A coroner's ruling published in November 2020 stated that "acts or omissions" by Kyle "may have caused or contributed to" Dymond's death. However, on 10 September 2024, Hampshire coroner Jason Pegg found "no causal link" between the show and Dymond's suicide, noting how "aftercare records indicate Steve Dymond was 'emotionally contained' and expressed no dissatisfaction towards his treatment during the recording with a plan for follow-up CBT support".

A documentary about the cancellation, Jeremy Kyle Show: Death on Daytime aired on Channel 4 on 13 and 14 March 2022.

==Parodies==
The Jeremy Kyle Show has been the subject of parody by at least two BBC comedy shows. In the programme Dead Ringers, a parody of the show has appeared. Also, in October 2007, the BBC began broadcasting The Life and Times of Vivienne Vyle, a sitcom starring and co-written by Jennifer Saunders and Tanya Byron. David Walliams had a series of sketches parodying the show as if it involved middle class guests in his sketch show Walliams & Friend in 2016.

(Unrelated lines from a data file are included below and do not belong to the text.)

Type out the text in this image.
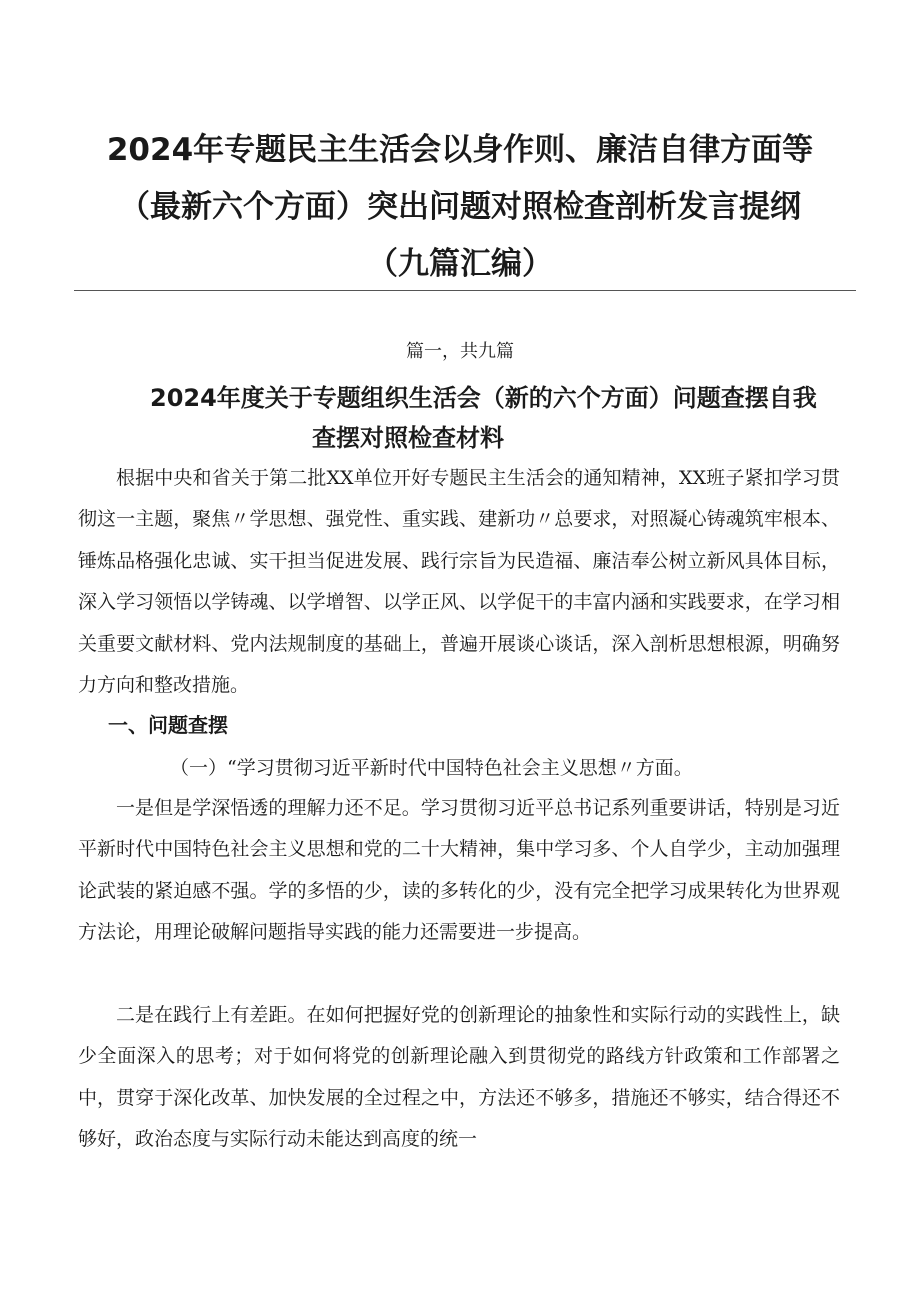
2024年专题民主生活会以身作则、廉洁自律方面等
（最新六个方面）突出问题对照检查剖析发言提纲
（九篇汇编）

篇一，共九篇

2024年度关于专题组织生活会（新的六个方面）问题查摆自我
查摆对照检查材料

根据中央和省关于第二批XX单位开好专题民主生活会的通知精神，XX班子紧扣学习贯彻这一主题，聚焦〃学思想、强党性、重实践、建新功〃总要求，对照凝心铸魂筑牢根本、锤炼品格强化忠诚、实干担当促进发展、践行宗旨为民造福、廉洁奉公树立新风具体目标，深入学习领悟以学铸魂、以学增智、以学正风、以学促干的丰富内涵和实践要求，在学习相关重要文献材料、党内法规制度的基础上，普遍开展谈心谈话，深入剖析思想根源，明确努力方向和整改措施。

一、问题查摆

（一）“学习贯彻习近平新时代中国特色社会主义思想〃方面。

一是但是学深悟透的理解力还不足。学习贯彻习近平总书记系列重要讲话，特别是习近平新时代中国特色社会主义思想和党的二十大精神，集中学习多、个人自学少，主动加强理论武装的紧迫感不强。学的多悟的少，读的多转化的少，没有完全把学习成果转化为世界观方法论，用理论破解问题指导实践的能力还需要进一步提高。

二是在践行上有差距。在如何把握好党的创新理论的抽象性和实际行动的实践性上，缺少全面深入的思考；对于如何将党的创新理论融入到贯彻党的路线方针政策和工作部署之中，贯穿于深化改革、加快发展的全过程之中，方法还不够多，措施还不够实，结合得还不够好，政治态度与实际行动未能达到高度的统一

The music video for Let You Go by Chase & Status darkly satirises Kyle and his show; portrayed by actor Glenn Carter, the parodic 'Patrick Chase' chastises guests on his talk show, before engaging in substance abuse, adultery, heavy drinking, partying, and the hiring of a prostitute with whom Chase has intercourse while watching himself on television.

In the webcomic Scary Go Round, the character Desmond Fishman goes on The Jeremy Kyle Show as part of a scheme to parlay his freakish fish-like biology into fame and fortune.

==Episodes==
===Transmissions===

| Series | Episodes |  | Originally released |  |
| First released | Last released |
| 1 | 28 |  | 4 July 2005 | 12 August 2005 |
| 2 | 82 |  | 19 September 2005 | 2006 |
| 3 | 150 |  | 1 March 2006 | 28 July 2006 |
| 4 | 328 |  | 2006 | 2007 |
| 5 | 326 |  | 2007 | 2008 |
| 6 | 252 |  | 2008 | 2009 |
| 7 | 215 |  | 2009 | 2010 |
| 8 | 203 |  | 2010 | 2011 |
| 9 | 218 |  | 2011 | 2012 |
| 10 | 205 |  | 2012 | 30 May 2014 |
| 11 | 191 |  | 18 September 2013 | 15 September 2015 |
| 12 | 190 |  | 9 July 2014 | 1 December 2016 |
| 13 | 190 |  | 26 June 2015 | 16 February 2017 |
| 14 | 190 |  | 10 May 2016 | 27 September 2017 |
| 15 | 190 |  | 2 May 2017 | 6 July 2018 |
| 16 | 190 |  | 16 April 2018 | 12 April 2019 |
| 17 | 19 |  | 2 April 2019 | 10 May 2019 |

==DVD==
A behind-the-scenes DVD, titled Jeremy Kyle: Access All Areas, was released in late 2009. The DVD follows the series' structure and how each programme was prepared and produced.

==American version==

In January 2010, ITV announced an agreement to take a pilot version of the show to the United States in 2010, in partnership with Lions Gate Entertainment subsidiary Debmar-Mercury. The pilot proved successful, and in November 2010, the American version was picked up in 70% of the U.S. television markets, ahead of its 19 September 2011 debut. In December 2012, the American version of The Jeremy Kyle Show was cancelled due to lower than expected ratings.